Although the USD/JPY has been climbing steadily for three consecutive days, unable to breach the possible support trend-line, the pair succeeded in doing so early today. The exchange rate even dropped back under the 124.00 psychological level, but the bullish momentum is likely to be regained later in the day, unless other factors weigh on the US currency.

Hourly chart
© Dukascopy Bank SA


Bulls still prevailing over bears

Bulls retreated for the third day, as 71% of all positions are now long, compared to 73% on Thursday. The share of purchase orders also decreased, from 69 to 56%.

OANDA and SAXO clients retain their bullish perspectives towards the Buck. The share of longs at OANDA slightly declined from 58 to 56%, while the SAXO Bank's sentiment remains unchanged at 59%.















Spreads (avg, pip) / Trading volume / Volatility


18% of traders expect the Greenback to cost between 124.50 and 126.00 yen in three months

© Dukascopy Bank SA

According to the survey conducted between June 17 and July 17, 58% of the participants expect the US Dollar to cost more than 123 yen in three months. However, the mean forecast for October 17 is 123.45. Meanwhile, the 124.50-126.00 price interval received the largest amount of votes, namely 18%, while the second choice shifted to the 126.00-127.50 price range, chosen by 15% of participants.


As the currency cross managed to hover around the same level from Monday to Friday, Dukascopy traders became much more bullish on their future view of pair's development, being that 62.5% of respondents are now waiting the US Dollar to fall in value.

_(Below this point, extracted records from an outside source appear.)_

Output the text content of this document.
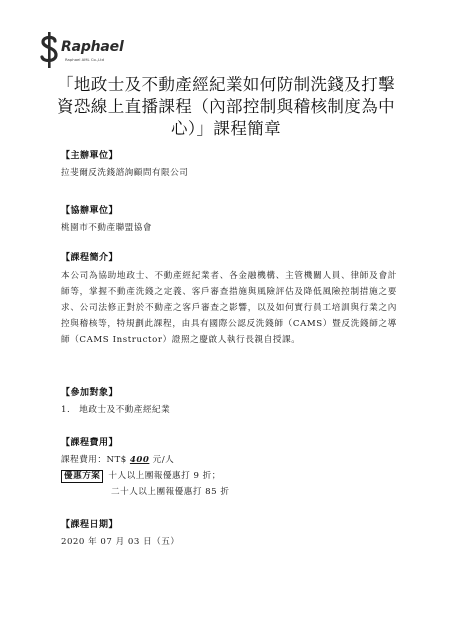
Raphael
Raphael AML Co.,Ltd
「地政士及不動產經紀業如何防制洗錢及打擊資恐線上直播課程（內部控制與稽核制度為中心）」課程簡章

【主辦單位】

拉斐爾反洗錢諮詢顧問有限公司

【協辦單位】

桃園市不動產聯盟協會

【課程簡介】

本公司為協助地政士、不動產經紀業者、各金融機構、主管機關人員、律師及會計師等，掌握不動產洗錢之定義、客戶審查措施與風險評估及降低風險控制措施之要求、公司法修正對於不動產之客戶審查之影響，以及如何實行員工培訓與行業之內控與稽核等，特規劃此課程，由具有國際公認反洗錢師（CAMS）暨反洗錢師之導師（CAMS Instructor）證照之慶啟人執行長親自授課。

【參加對象】

1.　地政士及不動產經紀業

【課程費用】

課程費用：NT$ 400 元/人

優惠方案 十人以上團報優惠打 9 折；

二十人以上團報優惠打 85 折

【課程日期】

2020 年 07 月 03 日（五）
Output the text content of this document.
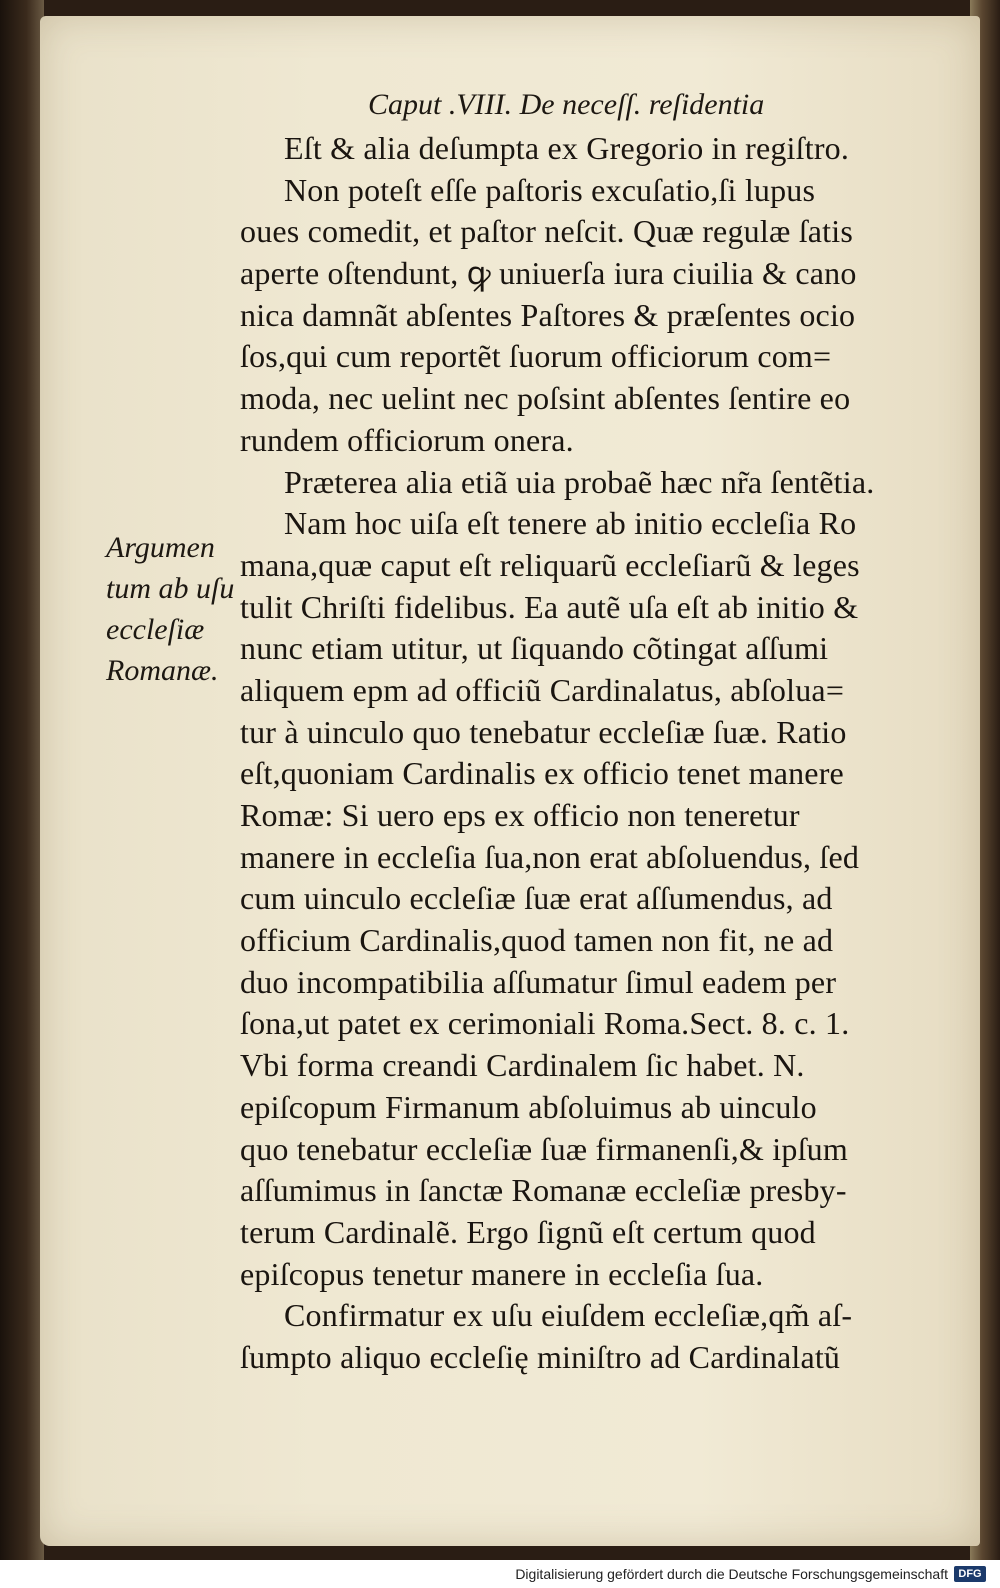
Caput .VIII. De neceſſ. reſidentia
Argumen
tum ab uſu
eccleſiæ
Romanæ.
Eſt & alia deſumpta ex Gregorio in regiſtro.
Non poteſt eſſe paſtoris excuſatio,ſi lupus
oues comedit, et paſtor neſcit. Quæ regulæ ſatis
aperte oſtendunt, ꝙ uniuerſa iura ciuilia & cano
nica damnãt abſentes Paſtores & præſentes ocio
ſos,qui cum reportẽt ſuorum officiorum com=
moda, nec uelint nec poſsint abſentes ſentire eo
rundem officiorum onera.
Præterea alia etiã uia probaẽ hæc nr̃a ſentẽtia.
Nam hoc uiſa eſt tenere ab initio eccleſia Ro
mana,quæ caput eſt reliquarũ eccleſiarũ & leges
tulit Chriſti fidelibus. Ea autẽ uſa eſt ab initio &
nunc etiam utitur, ut ſiquando cõtingat aſſumi
aliquem epm ad officiũ Cardinalatus, abſolua=
tur à uinculo quo tenebatur eccleſiæ ſuæ. Ratio
eſt,quoniam Cardinalis ex officio tenet manere
Romæ: Si uero eps ex officio non teneretur
manere in eccleſia ſua,non erat abſoluendus, ſed
cum uinculo eccleſiæ ſuæ erat aſſumendus, ad
officium Cardinalis,quod tamen non fit, ne ad
duo incompatibilia aſſumatur ſimul eadem per
ſona,ut patet ex cerimoniali Roma.Sect. 8. c. 1.
Vbi forma creandi Cardinalem ſic habet. N.
epiſcopum Firmanum abſoluimus ab uinculo
quo tenebatur eccleſiæ ſuæ firmanenſi,& ipſum
aſſumimus in ſanctæ Romanæ eccleſiæ presby-
terum Cardinalẽ. Ergo ſignũ eſt certum quod
epiſcopus tenetur manere in eccleſia ſua.
Confirmatur ex uſu eiuſdem eccleſiæ,qm̃ aſ-
ſumpto aliquo eccleſię miniſtro ad Cardinalatũ
Digitalisierung gefördert durch die Deutsche Forschungsgemeinschaft DFG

The median forecast for Friday of this week slipped to 123.70 from the current trading level.

Aslamhammad, one of the Dukascopy Community members expects the US Dollar to outperform the Yen today. He back up his statement by saying that "currently, Yen is weak and all pairs have been appreciating against, so my sentiment is bullish for USD/JPY on Friday 17th of July." Rokasltu, on the other hand, still assumes the Yen might weigh on the Greenback. He believes that as the Yen rebounds, the USD/JPY pair will move down towards an important 120 mark, as a deeper correction is possible this week.